California’s booming technology industry is one reason the state’s employment rate is on the upswing. As the owner of a technology company, you frequently hire new workers to fill computer-related positions and meet the demand of a growing industry.
When hiring, you must determine if an employee is eligible for overtime pay. If not, they’re considered exempt. Knowing how to classify an employee as exempt or nonexempt can prevent future legal issues, and you can keep your business running smoothly.
How do exempt and nonexempt employees differ?
The Fair Labor Standards Act (FLSA) sets a minimum wage government and private industry jobs must pay their workers. They also establish rules for employees working overtime, which is more than 40 hours in a week. For each additional hour a nonexempt employee works after the typical 40-hour workweek, they must earn at least one a half times their regular hourly rate.
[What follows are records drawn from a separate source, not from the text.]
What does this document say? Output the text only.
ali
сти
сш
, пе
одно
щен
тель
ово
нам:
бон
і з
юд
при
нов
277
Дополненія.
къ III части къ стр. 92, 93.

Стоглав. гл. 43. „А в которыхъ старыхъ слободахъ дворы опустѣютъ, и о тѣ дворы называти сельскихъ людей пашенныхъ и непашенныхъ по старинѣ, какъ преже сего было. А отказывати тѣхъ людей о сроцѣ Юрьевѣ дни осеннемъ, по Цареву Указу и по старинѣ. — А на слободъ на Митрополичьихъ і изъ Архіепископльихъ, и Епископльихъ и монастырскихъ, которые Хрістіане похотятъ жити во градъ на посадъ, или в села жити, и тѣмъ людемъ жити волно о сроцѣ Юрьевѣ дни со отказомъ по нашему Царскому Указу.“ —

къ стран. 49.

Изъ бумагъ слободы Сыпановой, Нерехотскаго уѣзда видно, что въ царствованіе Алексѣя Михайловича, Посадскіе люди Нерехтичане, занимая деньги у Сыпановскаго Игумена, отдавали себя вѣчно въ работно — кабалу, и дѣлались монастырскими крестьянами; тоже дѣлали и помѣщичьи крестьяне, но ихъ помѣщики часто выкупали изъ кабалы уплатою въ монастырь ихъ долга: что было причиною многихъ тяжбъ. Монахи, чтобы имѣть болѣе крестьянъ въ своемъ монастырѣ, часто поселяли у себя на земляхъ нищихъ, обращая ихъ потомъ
Employees classified as exempt do not receive overtime pay and usually have more responsibilities than nonexempt employees. They also typically work in specific professional fields. This includes business executives, administrative roles and outside sales representatives. Your employees working in computer-related occupation may also be exempt.
Three reasons an employee working a computer-related position is exempt
The United States Department of Labor states people working computer-related jobs can be exempt from minimum wage and overtime pay. Roles that are typically exempt include computer systems analysts, computer programmers and software engineers. An employee must also meet the following qualifications to be exempt:
- Earn at least $455 weekly if it's a salaried position.
- Receive an hourly pay of $27.63, if not salaried.
- Work on tasks related to system analysis and testing, as well as modifying computer programs.
When you own a technology company, you should know when to classify your employees as exempt. If your employee handbook and classifications comply with regulations, it could make owning and running your business free of legal obstacles. Conversely, incorrectly categorizing your employees as exempt could lead to a legal battle.